Containers have been around for a LONG time, Solaris, jails, cgroups, etc are all built-in to the kernels we use today.
You don't need to use docker.
The idea is fungible services, whether it's literally just a container that starts with a go binary I can quickly scale 1000s of COMPLETELY independent processes and ORCHESTRATE THEM over thousands of clusters from one centralized system.
If I need to shift 1000s of that one go binary to US-WEST-1 because US-EAST-1 is down I can run automate it or run one command based on a kubernetes tag label and shift traffic.
These are just a few of the massive benefits we get with containers.
I can deploy an ENTIRE datacenter with a yaml file. My ENTIRE companies infrasture MTTR (mean time to recovery) from a total outage, starting from a github repo is less than 35 minutes and we're a billion dollar company and 80% of that time is starting load balancers and clusters. The only NOT agnostic hardware stuff in any of this are the load balancers and network related things as each provider has its own apis, IAM/Policies, etc that are completely unique between providers/datacenters. Nothing cares about what ram, distro, cpu or anything else is being used, we can deploy anywhere ARM or x86.
Without containers I would need a $150k F5 load balancer to distribute load between a ton of $30k dell poweredeges (and I'd need this x1000's).
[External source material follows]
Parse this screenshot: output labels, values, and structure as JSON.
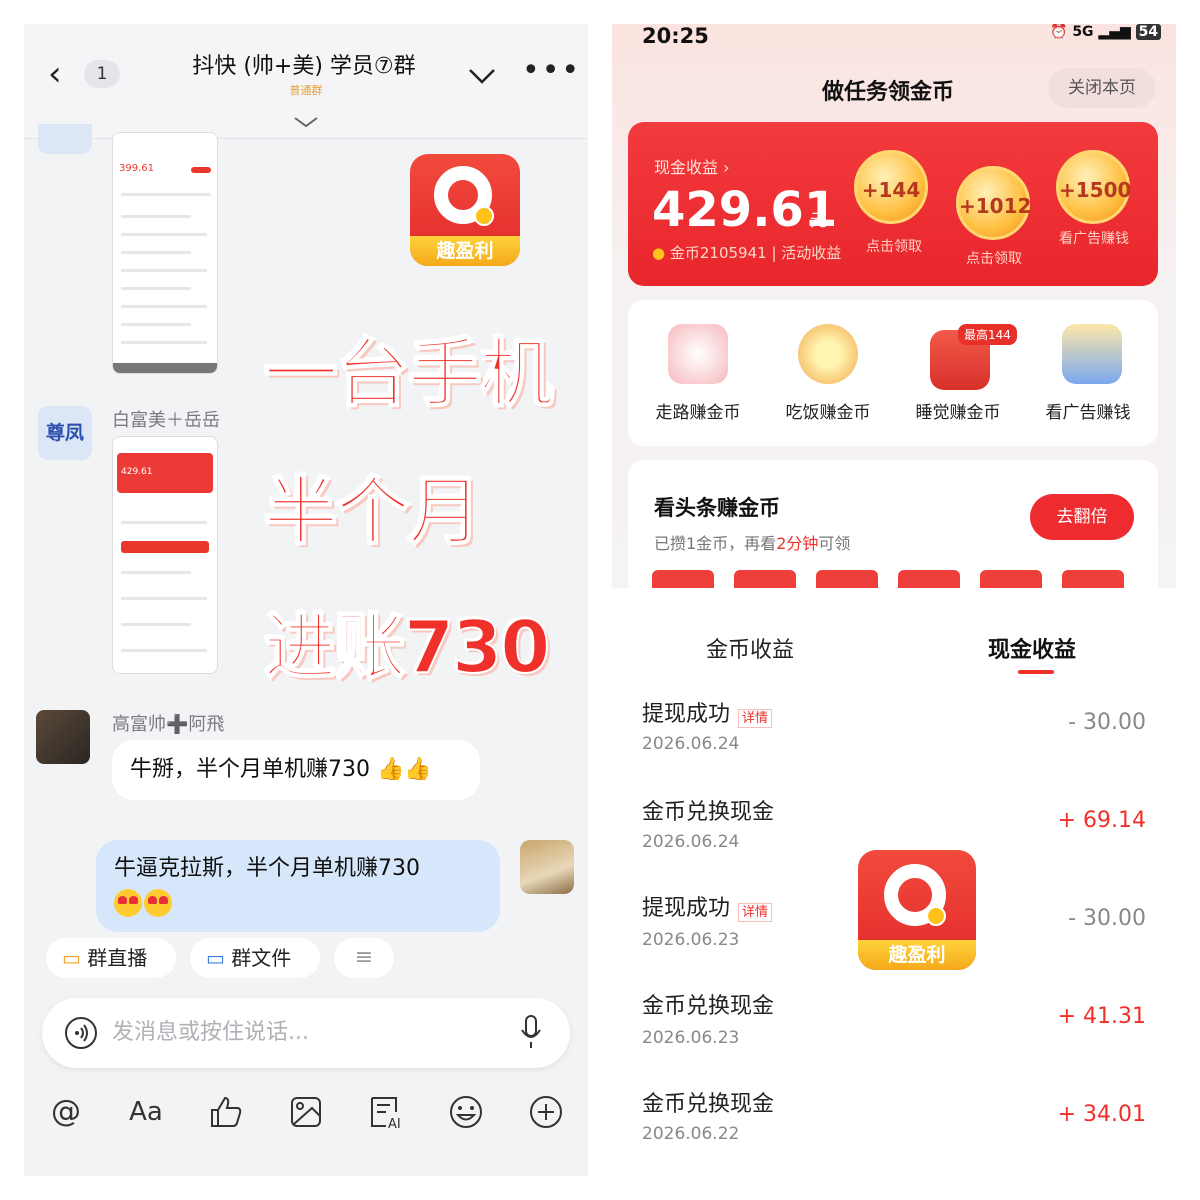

I've been in Infrastructure for 15+ years at massive scale, webhosts, cdns, I do NOT want to go back to not using containers ever. None of my team writes any non container code or infra. The FIRST thing we do in every single repo is make a dockerfile and docker-compose.yml to easily work on things and every single server any company has in the last decade of my SRE career we've migrated to containers and never once regretted it.